Mary kissed him for what felt like hours, which seemed a good start to repaying the years of wanting without consummation. They kissed on the swing. By the tree. Spread haphazardly across the grass and breathing a hundred sweet floral scents. Dickon tucked a lily behind Mary's ear and kissed her, over and over again. Mary wondered that it should have felt like an ending, in her estimation, the answer to a question she'd long asked. Rather, it felt like a beginning, like a door opening to a world of possibility and the unknown, as when she'd first found the entrance to the garden and crept inside.
Feeling bold, she ran her hands over his body, marking the changes time and aging had made on him. She had thought she might feel quite timid about the whole thing, but then, Mary had never been a particularly timid girl. Nor was she the sort to deny herself anything if she wanted it enough. And she wanted Dickon very terribly, more than she'd ever wanted anything or certainly anyone.
"I want you," she said, the words insufficient for the full depth of emotion she felt for him, her Dickon. "I want all of you. Forever."
"Aye," said Dickon, his breath tickling her hair, "an' tha' shall have it. As if I can ever say no to thee."
Mary thrilled at the touch of his hand and the way he appreciated her womanhood with his caresses, and not the shocked, "Aye, Miss Lennox, what a woman tha's become!" that Martha had offered her.
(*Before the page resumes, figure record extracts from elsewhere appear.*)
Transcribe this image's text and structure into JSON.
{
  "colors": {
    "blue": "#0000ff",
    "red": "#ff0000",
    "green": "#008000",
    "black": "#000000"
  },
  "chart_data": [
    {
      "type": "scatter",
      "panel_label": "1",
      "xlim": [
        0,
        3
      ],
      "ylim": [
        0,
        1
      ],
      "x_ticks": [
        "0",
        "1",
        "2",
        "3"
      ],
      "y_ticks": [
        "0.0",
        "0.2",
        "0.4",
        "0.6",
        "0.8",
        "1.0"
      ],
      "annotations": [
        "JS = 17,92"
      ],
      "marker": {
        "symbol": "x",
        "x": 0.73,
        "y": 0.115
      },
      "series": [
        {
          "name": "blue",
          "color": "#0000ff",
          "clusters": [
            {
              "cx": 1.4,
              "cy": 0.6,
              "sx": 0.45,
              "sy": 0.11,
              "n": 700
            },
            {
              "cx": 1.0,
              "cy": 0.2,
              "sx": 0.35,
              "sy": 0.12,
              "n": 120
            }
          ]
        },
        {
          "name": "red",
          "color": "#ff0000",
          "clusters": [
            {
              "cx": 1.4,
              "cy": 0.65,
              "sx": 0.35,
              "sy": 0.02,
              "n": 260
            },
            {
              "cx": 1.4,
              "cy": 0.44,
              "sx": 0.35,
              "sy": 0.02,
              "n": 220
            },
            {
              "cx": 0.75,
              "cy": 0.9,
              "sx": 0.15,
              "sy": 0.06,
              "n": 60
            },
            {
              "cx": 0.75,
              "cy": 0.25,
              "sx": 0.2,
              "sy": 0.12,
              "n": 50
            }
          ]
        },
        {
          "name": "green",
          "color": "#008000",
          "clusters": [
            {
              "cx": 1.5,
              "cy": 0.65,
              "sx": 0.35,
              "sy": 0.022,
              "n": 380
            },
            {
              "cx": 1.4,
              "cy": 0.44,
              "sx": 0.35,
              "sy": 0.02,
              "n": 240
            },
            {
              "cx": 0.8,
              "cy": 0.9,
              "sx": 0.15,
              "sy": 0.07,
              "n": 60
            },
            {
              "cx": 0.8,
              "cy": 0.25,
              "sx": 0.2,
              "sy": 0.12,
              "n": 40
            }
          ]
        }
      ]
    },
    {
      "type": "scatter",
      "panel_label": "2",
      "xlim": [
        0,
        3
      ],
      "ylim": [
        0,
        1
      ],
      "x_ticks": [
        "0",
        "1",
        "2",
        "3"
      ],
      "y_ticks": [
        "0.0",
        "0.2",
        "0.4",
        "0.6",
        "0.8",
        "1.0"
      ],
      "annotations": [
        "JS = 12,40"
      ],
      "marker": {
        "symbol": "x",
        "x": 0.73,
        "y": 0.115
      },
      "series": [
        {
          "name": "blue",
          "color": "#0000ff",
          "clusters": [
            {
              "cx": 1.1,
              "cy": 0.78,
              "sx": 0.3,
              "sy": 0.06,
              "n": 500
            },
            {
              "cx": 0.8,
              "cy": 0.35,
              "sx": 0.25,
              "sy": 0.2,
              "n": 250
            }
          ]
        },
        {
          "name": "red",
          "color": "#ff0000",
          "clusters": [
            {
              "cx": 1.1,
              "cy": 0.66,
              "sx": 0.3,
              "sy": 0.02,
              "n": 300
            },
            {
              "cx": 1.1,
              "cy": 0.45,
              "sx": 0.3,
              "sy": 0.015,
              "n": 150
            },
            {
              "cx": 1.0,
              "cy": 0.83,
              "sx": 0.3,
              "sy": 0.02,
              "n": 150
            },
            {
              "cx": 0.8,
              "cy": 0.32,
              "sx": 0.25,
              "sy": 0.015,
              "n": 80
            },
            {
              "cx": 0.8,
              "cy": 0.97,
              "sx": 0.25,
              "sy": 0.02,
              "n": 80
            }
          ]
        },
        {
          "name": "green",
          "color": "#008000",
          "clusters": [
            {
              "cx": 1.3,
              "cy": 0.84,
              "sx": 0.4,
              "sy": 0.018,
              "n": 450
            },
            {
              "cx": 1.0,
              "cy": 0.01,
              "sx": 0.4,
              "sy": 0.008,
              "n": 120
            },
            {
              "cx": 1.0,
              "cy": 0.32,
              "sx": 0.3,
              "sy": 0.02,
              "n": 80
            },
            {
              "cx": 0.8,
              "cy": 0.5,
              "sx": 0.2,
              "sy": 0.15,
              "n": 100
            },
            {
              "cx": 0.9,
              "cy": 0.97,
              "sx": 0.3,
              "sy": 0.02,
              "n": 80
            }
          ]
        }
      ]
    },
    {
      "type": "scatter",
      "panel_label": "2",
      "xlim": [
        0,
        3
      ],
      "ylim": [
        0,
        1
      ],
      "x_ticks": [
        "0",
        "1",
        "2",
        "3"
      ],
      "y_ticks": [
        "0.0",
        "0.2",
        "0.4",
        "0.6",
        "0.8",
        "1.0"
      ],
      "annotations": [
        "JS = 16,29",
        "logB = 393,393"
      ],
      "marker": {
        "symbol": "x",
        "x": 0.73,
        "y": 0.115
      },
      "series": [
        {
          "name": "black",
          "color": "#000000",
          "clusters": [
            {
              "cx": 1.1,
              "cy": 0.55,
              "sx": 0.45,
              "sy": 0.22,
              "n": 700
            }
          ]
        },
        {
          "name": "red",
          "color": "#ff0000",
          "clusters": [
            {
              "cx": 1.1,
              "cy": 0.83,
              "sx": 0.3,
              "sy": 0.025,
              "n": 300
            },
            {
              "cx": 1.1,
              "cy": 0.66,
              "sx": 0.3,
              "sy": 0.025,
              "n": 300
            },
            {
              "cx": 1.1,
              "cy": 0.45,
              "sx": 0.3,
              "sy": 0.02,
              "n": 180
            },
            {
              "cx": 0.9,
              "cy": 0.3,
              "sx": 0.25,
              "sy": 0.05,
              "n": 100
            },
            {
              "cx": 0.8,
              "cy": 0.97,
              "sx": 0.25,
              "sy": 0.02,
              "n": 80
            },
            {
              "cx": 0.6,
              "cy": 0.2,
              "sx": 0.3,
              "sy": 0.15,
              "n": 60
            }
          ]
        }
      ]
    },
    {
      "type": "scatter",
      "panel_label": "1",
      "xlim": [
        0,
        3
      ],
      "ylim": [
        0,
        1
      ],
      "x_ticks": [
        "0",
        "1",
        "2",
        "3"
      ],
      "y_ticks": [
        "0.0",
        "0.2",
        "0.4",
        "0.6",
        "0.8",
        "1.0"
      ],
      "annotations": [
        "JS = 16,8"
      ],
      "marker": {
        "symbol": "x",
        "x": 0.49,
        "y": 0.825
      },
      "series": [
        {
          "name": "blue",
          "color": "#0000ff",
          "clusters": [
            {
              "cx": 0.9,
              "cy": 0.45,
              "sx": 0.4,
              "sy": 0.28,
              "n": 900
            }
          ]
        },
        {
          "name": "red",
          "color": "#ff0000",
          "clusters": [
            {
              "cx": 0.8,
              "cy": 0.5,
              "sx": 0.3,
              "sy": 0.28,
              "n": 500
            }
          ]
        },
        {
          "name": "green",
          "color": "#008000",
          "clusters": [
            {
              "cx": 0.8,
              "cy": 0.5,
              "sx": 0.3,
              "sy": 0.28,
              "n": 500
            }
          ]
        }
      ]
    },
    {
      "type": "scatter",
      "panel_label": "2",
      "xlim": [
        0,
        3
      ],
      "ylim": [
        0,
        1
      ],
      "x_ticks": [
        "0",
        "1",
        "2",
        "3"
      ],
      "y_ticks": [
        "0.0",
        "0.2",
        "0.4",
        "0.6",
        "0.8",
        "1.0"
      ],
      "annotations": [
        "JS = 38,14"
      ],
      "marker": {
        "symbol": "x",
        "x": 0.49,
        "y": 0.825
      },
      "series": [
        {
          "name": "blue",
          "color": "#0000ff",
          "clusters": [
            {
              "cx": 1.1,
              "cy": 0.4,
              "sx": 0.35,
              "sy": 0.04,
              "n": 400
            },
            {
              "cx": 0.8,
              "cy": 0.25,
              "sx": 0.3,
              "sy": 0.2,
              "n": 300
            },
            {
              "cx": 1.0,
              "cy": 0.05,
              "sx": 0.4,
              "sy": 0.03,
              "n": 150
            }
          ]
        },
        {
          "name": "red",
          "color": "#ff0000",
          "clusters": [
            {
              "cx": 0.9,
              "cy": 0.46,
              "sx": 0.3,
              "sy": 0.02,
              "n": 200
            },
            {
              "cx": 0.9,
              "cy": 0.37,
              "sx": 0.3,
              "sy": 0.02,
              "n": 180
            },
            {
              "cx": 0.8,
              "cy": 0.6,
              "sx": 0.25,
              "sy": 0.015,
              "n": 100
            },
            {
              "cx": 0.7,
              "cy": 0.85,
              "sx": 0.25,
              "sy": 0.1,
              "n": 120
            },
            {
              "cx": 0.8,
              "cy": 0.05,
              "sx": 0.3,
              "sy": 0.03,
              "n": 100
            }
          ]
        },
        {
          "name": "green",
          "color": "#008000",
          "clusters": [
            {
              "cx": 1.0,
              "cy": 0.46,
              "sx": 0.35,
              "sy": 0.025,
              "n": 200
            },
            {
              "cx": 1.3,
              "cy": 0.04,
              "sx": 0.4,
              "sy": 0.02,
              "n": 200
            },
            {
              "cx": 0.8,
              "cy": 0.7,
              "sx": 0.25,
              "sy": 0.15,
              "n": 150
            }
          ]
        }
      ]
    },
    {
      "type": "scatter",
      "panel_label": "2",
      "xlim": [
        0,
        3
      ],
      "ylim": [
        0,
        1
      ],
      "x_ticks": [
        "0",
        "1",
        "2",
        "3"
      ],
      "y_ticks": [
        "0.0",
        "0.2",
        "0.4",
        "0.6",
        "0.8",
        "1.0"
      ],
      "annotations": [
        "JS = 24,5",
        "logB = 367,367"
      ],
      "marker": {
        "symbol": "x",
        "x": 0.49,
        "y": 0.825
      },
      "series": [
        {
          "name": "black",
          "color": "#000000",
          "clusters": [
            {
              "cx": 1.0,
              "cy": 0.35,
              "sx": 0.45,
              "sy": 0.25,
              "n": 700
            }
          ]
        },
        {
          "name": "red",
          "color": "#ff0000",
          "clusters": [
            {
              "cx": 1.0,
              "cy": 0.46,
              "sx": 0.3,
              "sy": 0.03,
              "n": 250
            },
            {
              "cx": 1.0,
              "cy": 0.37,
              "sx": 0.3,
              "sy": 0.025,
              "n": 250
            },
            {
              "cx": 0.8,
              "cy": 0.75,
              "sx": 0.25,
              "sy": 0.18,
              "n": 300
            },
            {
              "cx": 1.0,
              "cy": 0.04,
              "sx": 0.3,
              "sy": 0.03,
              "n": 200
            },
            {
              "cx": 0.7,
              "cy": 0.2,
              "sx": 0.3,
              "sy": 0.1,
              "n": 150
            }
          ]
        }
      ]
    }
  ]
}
Dickon's lips against her neck reminded her of the gentle landing of a butterfly. He nuzzled at her breast as a lamb might nuzzle for milk. But Dickon was no lamb. And neither was she. "Dickon," she said, threading fingers through his coarse hair, "if you please."
He did please, and he pleased her as well, his hands on her body, deftly undoing buttons and parting folds of silk and cotton and lace. Calloused, earth-smudged hands made their way across her pale flesh, marking her, connecting her to the world around them, though she did not know it at the time; she could see only Dickon. For his part, he drank in her sighs greedily, before they could catch a breeze and float away.
"I would never hope to hurt thee," he promised her softly. "But tha' mus' say if it does."
Mary nodded, although she did not quite understand, and then she did understand, clamping her lips together on the tail end of a gasp. Dickon gazed at her, but she only braved a smile. She'd heard the vacuous, whispered gossip from the ladies she'd met in her travels, so she knew it would last but a moment, that a bit of discomfort would seem a small price to pay.
The ladies were correct. The feel of Dickon was nothing she'd ever known; above her, around her, and inside her. Mary felt Magic. A pleasure she had never known overtook her, and she clenched herself around him, holding him in the way she had wanted to do for so long, before she even knew she wanted it. She felt completely safe in his embrace. Dickon smiled at her through a haze, swirled the petals of a lily across her lips, then replaced them with his own. "I'm glad tha'rt back, Mary."